With his love and concern for Pati, John may protest about her being too concerned about the children. “She confines herself too close to home,” he says. “We could have ten nurses and she wouldn’t leave. She’s a great little mother, but I think ninety per cent of the time she is over-concerned. Other families have sick kids and the mother gets away. Pati won’t leave the house, not even for one night.”

But such minor disputes are of no moment against their many shared poignant memories. Memories that make a marriage. Those first months of Russ’ life when Pati never slept—and literally willed their son to live. Whimsical memories, for her, like the IOU’s John gave her for Christmas that couldn’t be cashed until he worked again. The time John forgot her birthday—and how he could forget a birthday right between Lincoln’s Birthday and Valentine’s Day—she couldn’t understand. “Nobody could forget that—February 13th,” she’d wailed. The pound of fudge he brought home later. “We were broke at that time.”
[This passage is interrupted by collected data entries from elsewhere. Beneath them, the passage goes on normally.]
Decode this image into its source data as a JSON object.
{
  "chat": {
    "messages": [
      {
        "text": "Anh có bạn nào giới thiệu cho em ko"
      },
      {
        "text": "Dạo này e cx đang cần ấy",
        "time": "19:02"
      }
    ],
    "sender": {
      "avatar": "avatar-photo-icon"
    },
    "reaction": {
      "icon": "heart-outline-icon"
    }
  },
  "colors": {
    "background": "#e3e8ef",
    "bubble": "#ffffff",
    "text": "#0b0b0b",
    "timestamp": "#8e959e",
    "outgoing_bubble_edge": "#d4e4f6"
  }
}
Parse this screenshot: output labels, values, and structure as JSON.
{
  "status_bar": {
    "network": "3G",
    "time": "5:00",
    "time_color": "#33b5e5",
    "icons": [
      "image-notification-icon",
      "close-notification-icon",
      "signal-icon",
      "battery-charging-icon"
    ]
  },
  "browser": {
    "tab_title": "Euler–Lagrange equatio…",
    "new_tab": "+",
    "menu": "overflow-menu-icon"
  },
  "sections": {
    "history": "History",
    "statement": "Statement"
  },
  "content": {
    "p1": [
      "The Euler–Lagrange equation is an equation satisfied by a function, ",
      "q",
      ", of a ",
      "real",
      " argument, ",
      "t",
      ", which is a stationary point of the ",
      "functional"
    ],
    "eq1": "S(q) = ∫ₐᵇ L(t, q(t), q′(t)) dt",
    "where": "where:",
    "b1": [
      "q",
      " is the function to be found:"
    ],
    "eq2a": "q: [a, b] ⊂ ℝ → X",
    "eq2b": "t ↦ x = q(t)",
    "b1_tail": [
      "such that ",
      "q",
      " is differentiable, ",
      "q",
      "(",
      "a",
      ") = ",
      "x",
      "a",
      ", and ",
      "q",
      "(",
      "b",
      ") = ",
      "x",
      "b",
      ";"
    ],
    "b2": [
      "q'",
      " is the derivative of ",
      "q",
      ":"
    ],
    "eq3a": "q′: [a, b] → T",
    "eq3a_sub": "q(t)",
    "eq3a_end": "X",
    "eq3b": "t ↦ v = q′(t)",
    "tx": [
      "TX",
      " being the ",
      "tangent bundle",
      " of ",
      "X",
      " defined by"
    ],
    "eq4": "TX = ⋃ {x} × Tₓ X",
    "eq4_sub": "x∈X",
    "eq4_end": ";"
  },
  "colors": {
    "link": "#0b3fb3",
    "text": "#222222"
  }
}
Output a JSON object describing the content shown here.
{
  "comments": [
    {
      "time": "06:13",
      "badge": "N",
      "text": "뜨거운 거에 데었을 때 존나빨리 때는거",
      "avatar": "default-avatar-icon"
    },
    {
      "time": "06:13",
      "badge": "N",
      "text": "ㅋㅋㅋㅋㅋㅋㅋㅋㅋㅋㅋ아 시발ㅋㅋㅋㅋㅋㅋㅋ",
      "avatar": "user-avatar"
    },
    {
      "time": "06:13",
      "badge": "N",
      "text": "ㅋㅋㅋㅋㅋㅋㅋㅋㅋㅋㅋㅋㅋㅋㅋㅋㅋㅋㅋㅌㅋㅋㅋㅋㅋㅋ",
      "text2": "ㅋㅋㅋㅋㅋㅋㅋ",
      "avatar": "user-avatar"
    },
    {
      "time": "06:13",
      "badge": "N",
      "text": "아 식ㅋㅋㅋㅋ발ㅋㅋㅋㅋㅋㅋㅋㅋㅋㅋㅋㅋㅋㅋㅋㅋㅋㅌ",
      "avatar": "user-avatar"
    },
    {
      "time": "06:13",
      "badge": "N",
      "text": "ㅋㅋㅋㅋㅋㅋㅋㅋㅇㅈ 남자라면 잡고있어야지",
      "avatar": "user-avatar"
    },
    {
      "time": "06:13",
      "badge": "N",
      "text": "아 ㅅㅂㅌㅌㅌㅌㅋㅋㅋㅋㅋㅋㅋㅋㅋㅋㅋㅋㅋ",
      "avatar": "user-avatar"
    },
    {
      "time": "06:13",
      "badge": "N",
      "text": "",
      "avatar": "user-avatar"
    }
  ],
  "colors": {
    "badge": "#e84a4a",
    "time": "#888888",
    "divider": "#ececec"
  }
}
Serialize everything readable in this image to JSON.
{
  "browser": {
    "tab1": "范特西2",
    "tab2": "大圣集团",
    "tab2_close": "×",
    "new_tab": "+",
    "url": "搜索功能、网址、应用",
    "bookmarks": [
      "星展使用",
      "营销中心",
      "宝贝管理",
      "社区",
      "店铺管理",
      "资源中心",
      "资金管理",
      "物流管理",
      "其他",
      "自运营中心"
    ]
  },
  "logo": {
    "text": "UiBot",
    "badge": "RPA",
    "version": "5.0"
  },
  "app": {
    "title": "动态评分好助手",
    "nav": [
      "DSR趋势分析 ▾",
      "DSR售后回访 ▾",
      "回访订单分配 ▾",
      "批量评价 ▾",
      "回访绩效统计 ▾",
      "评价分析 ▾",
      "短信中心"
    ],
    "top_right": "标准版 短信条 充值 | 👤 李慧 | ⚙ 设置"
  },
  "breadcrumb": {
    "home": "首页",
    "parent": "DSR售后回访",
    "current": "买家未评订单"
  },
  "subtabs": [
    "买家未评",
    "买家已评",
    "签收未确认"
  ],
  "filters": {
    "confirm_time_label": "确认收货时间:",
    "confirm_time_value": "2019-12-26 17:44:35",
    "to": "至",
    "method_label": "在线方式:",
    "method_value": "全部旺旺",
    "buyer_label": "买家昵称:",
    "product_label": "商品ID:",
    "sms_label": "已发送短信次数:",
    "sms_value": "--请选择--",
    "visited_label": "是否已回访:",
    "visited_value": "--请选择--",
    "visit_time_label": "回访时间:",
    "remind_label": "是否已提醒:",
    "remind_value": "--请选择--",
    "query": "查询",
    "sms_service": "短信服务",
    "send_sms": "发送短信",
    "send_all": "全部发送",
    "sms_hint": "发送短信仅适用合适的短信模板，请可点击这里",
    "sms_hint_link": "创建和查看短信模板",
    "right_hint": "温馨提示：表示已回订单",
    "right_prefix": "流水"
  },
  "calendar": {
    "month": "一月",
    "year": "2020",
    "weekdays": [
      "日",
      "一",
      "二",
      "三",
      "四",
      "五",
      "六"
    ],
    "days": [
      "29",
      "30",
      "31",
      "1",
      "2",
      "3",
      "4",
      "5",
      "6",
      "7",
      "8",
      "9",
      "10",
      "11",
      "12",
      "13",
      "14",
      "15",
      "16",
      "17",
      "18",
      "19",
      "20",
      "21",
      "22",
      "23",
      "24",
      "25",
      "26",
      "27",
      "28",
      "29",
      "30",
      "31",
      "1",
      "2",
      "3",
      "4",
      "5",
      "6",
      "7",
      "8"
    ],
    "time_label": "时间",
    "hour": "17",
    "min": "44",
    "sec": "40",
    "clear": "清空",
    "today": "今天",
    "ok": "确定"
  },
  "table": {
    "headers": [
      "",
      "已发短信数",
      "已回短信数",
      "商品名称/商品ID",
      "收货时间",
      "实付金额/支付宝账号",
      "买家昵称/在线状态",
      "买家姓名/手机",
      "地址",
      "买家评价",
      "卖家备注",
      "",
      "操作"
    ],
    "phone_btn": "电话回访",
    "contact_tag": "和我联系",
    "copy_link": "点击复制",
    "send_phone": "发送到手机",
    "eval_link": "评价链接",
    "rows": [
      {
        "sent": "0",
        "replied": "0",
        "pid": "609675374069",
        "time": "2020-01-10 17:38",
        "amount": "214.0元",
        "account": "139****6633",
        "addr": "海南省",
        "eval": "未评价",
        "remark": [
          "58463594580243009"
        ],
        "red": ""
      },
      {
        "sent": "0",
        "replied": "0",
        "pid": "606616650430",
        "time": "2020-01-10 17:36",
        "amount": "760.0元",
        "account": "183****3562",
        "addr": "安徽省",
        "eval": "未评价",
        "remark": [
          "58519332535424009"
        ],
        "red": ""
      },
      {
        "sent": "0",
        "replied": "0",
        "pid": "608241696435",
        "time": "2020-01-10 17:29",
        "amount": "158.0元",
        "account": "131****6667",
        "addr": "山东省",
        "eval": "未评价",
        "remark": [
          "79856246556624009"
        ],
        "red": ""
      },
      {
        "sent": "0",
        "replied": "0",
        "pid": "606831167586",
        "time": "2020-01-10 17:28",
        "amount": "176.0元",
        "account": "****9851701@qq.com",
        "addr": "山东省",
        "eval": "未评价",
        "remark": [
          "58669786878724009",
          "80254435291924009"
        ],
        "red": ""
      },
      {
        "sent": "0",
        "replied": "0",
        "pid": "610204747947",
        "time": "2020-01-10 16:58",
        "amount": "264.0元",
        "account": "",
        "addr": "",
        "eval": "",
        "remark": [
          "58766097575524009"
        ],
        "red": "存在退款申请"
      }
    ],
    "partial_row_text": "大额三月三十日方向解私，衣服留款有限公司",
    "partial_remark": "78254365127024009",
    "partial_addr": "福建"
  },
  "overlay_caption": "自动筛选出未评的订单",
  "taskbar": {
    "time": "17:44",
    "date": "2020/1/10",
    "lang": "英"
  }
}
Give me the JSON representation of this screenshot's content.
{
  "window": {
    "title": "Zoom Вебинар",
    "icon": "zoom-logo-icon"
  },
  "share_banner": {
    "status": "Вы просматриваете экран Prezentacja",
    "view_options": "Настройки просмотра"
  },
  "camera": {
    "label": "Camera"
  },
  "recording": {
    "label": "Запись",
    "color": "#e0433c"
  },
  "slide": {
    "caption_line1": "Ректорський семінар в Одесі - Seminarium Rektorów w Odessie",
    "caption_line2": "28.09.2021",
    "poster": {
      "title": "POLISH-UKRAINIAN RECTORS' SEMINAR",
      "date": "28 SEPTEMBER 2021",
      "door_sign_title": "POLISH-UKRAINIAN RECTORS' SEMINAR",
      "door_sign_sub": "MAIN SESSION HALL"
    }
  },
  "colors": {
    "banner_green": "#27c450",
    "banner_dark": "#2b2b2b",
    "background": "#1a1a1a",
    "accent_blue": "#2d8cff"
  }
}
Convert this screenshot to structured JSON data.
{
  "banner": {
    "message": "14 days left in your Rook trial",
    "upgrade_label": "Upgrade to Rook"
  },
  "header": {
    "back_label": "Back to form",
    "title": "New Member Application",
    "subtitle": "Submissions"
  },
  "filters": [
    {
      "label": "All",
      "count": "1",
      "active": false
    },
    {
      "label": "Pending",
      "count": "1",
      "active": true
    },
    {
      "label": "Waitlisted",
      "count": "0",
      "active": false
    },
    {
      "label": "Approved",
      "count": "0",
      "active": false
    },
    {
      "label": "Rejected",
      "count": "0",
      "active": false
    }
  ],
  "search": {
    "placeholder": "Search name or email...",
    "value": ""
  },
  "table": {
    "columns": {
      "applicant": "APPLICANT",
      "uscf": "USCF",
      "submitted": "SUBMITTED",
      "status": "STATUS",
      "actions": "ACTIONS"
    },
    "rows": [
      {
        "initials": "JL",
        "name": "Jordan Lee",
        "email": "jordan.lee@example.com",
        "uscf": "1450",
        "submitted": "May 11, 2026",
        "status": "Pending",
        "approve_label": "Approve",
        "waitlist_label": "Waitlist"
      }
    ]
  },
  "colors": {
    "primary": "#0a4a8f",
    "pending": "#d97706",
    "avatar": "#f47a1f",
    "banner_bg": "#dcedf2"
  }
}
They’ve made their six years of marriage the hard way. But they shrug this away. And they have no truck with other marrieds who indulge in self-pity or dramatize “happiness” too much. “Too many people kick the word ‘happiness’ around too much. Worrying about whether they’re happy or not,” John believes. “Marriage is mostly companionship and children. You get married. You make a home. You have a family. There are some peak moments—special times when you’re getting along and laughing it up, when you’re not arguing, when money is easier.” John’s grateful for the first tough years of his life. “When your parents separate, you know you don’t have a family to lean on. You know you must depend on yourself. It toughens you to take life. It’s an education a lot of kids don’t get until they’re men forty years old. It’s an indoctrination for life. And I got it young. Pati has matured more than I have,” John says frankly. “We haven’t really settled down yet. Not like couples who’ve been married ten or fifteen years.”



Both of them believe the worst is behind them, and the best ahead. “It should go easier now,” says John. “Russ will be going to school this year and Pati won’t be so confined. She can divorce herself more from home and the family. Get away more. And that will be good. Our arguments won’t mean so much to her. The little things won’t seem so important.”

As for their first six years together, they both agree they’d stack them up against most of the other marriages they’ve observed firsthand. And well they can.

If forced to, John and Pati Derek would do it all over again. They are, admittedly, weak that way.

Together they’ve made a place for themselves in both worlds—the dream world and the real world. Together they’ve found their blessings outweigh the occasional bedlam. As for the din—that’s marriage. The melody of love.